Selbstverständlich wird das Reise- und Flugaufkommen nach Corona wieder deutlich ansteigen. Die Summe der künftig weltweit eingesparten Arbeitswege und geschäftlichen Flugreisen durch die Digitalisierung der Arbeitswelt wird jedoch einen nicht zu unterschätzenden Beitrag zur Reduktion des CO2-Ausstoßes leisten.

FLEXIBLE MODELLE

Im politischen Diskurs erwecken etliche Akteure nicht den Eindruck, die gesamte Dimension und vor allem die Chancen der neuen Arbeitswelt realisiert zu haben. Zum Beispiel böten die aktuellen Entwicklungen die Gelegenheit, die seit Jahren steigende Diskrepanz zwischen Stadt- und Landentwicklung zu mildern. Ländliche Regionen würden in einer digitalen Arbeitswelt allein durch schnelle Internetverbindungen an relativer Attraktivität gewinnen – mit sehr interessanten Implikationen zum Beispiel für Umwelt, Verkehr, Immobilien- und Mietpreise, etc..

Eine weitere gesellschaftliche Chance besteht darin, durch die Flexibilisierung der Arbeitsmodelle endlich vergleichbare berufliche Aufstiegschancen für Frauen und Männer zu ermöglichen. Die digitale Arbeit eröffnet eine erheblich bessere Vereinbarkeit von Familie und Beruf und gibt Hoffnung, dass der viel zitierte Schwangerschafts-Karriereknick der Vergangenheit angehört.

Dies ist sowohl gesellschaftlich als auch ökonomisch eine historische Chance. Wir können es uns nicht leisten, dass regelmäßig sehr gut ausgebildete Frauen aus dem Arbeitsleben ausscheiden, weil Beruf und Kind nur unter größten Belastungen vereinbar sind. Mangelnde technische und organisatorische Möglichkeiten können hierfür auf jedenfalls nicht mehr als Erklärung dienen.

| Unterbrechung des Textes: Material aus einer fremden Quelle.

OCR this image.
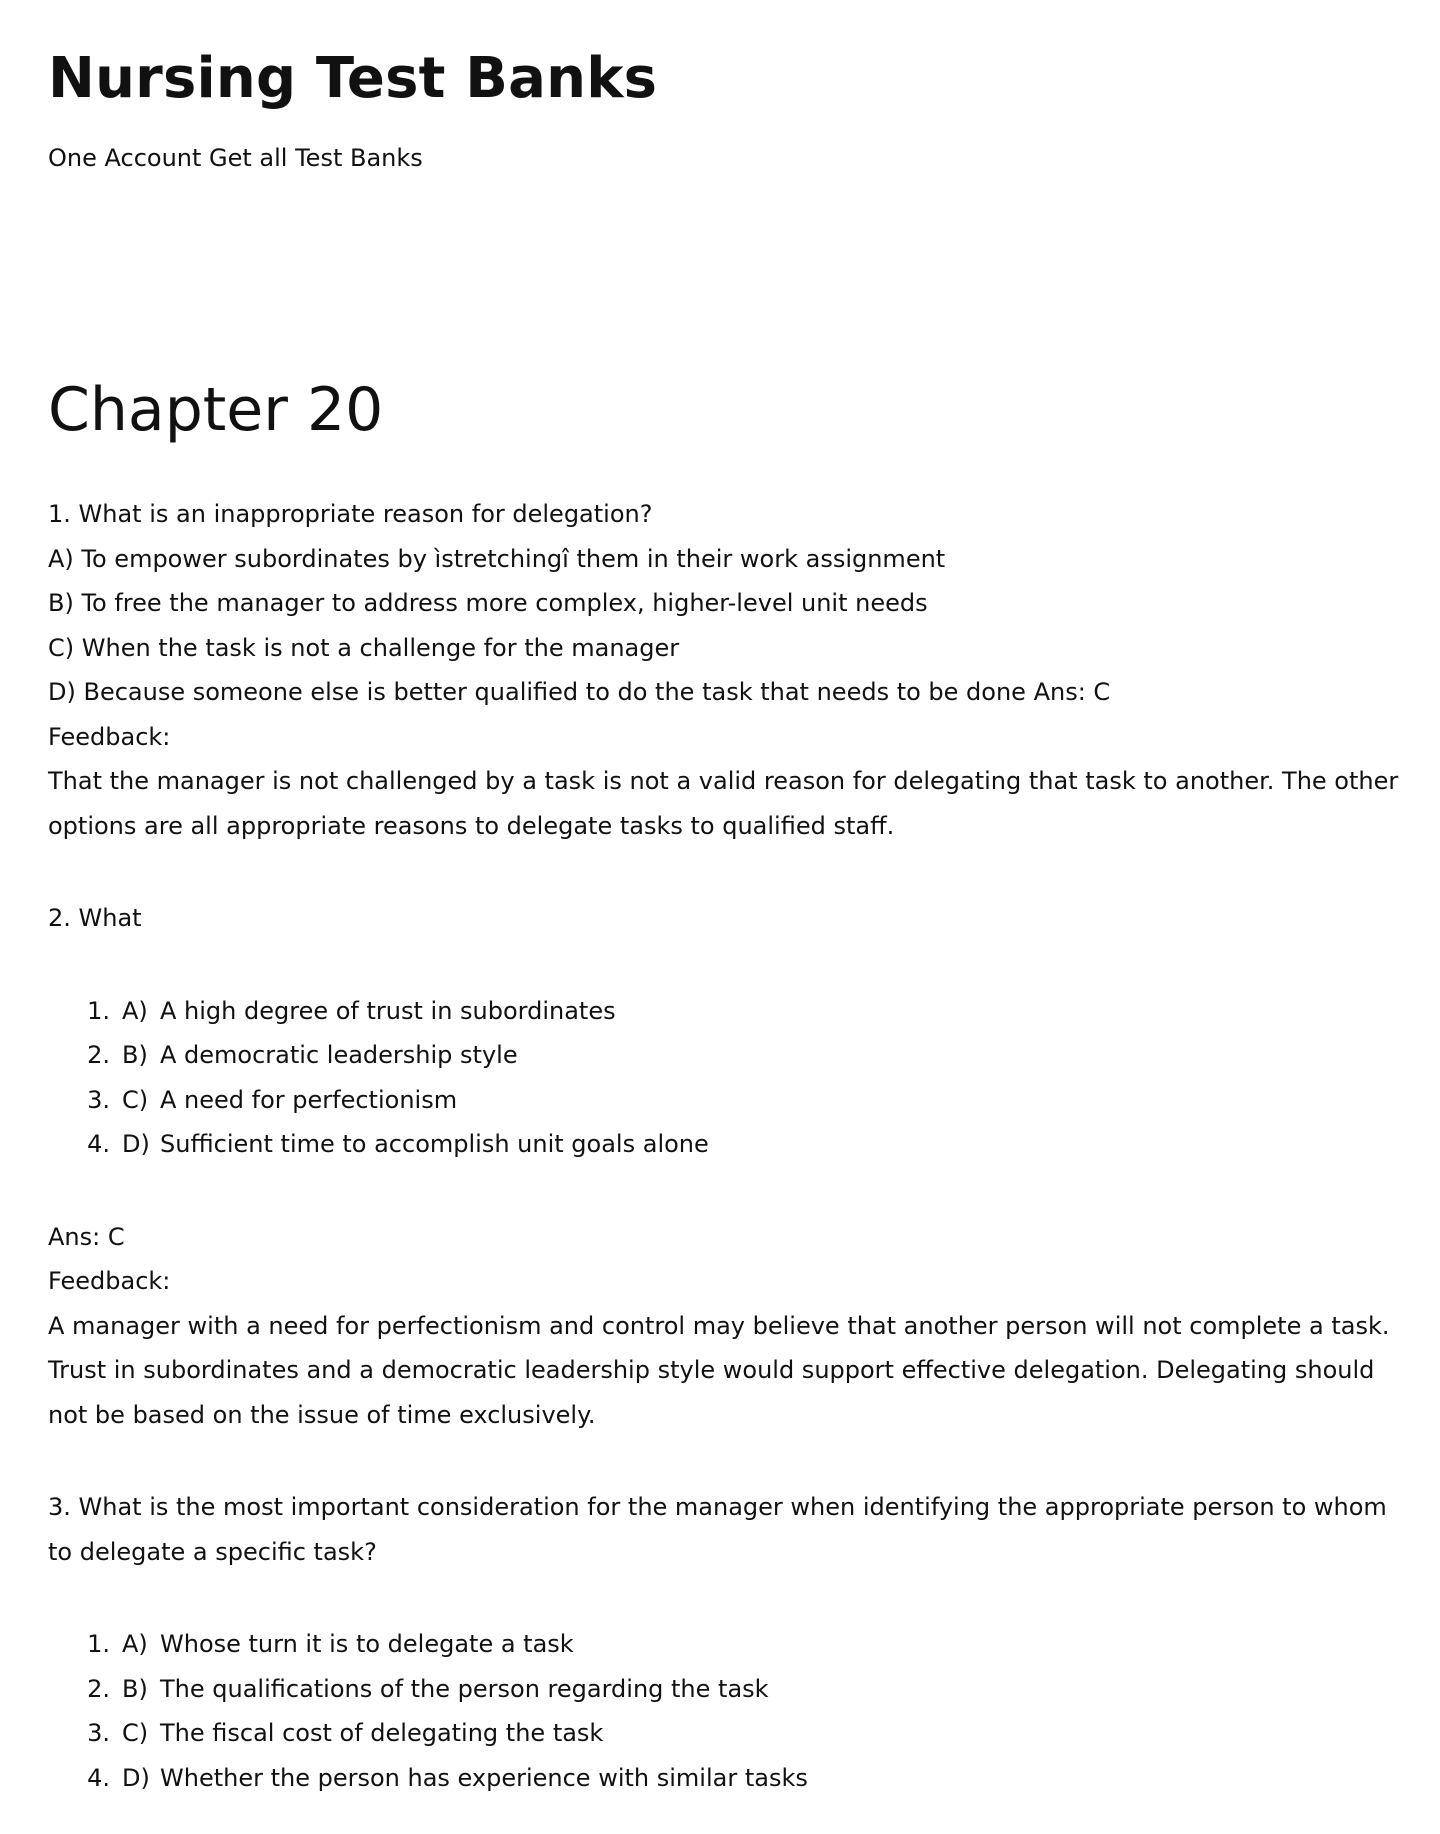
Nursing Test Banks

One Account Get all Test Banks

Chapter 20
1. What is an inappropriate reason for delegation?
A) To empower subordinates by ìstretchingî them in their work assignment
B) To free the manager to address more complex, higher-level unit needs
C) When the task is not a challenge for the manager
D) Because someone else is better qualified to do the task that needs to be done Ans: C
Feedback:

That the manager is not challenged by a task is not a valid reason for delegating that task to another. The other options are all appropriate reasons to delegate tasks to qualified staff.

2. What
1. A) A high degree of trust in subordinates
2. B) A democratic leadership style
3. C) A need for perfectionism
4. D) Sufficient time to accomplish unit goals alone
Ans: C
Feedback:

A manager with a need for perfectionism and control may believe that another person will not complete a task. Trust in subordinates and a democratic leadership style would support effective delegation. Delegating should not be based on the issue of time exclusively.

3. What is the most important consideration for the manager when identifying the appropriate person to whom to delegate a specific task?

1. A) Whose turn it is to delegate a task
2. B) The qualifications of the person regarding the task
3. C) The fiscal cost of delegating the task
4. D) Whether the person has experience with similar tasks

DIE ZUKUNFT AKTIV GESTALTEN

Die Veränderungen durch die Digitalisierung bringen eine Fülle von neuen Chancen und Möglichkeiten, Gefahren und Risiken für jeden Einzelnen von uns, für viele Unternehmen und für uns als Gesellschaft mit sich. Sicher ist, dass die Veränderungen stattfinden. Wir müssen uns mit ihnen auseinandersetzen, darüber diskutieren und miteinander daran arbeiten, die besten Lösungen für uns alle zu schaffen.

Dies ist einerseits Aufgabe der Politik und Gewerkschaften. Es ist jedoch vor allem dort eine Aufgabe, wo Arbeit stattfindet: in den Unternehmen. Hier ist es dringend geboten, einen aktiven Diskurs darüber zu führen, wie man künftig zusammenarbeiten möchte. Ein solcher Dialog muss von der Unternehmensleitung, über die Führungskräfte, die Arbeitnehmervertreter bis hin zu jedem einzelnen Mitarbeitenden gestaltet werden. Verantwortung bedeutet im Besonderen, sich um die Zukunft zu kümmern.

Die Zukunft der digitalen Arbeit hat bereits begonnen. Höchste Zeit für uns alle, Verantwortung zu leben.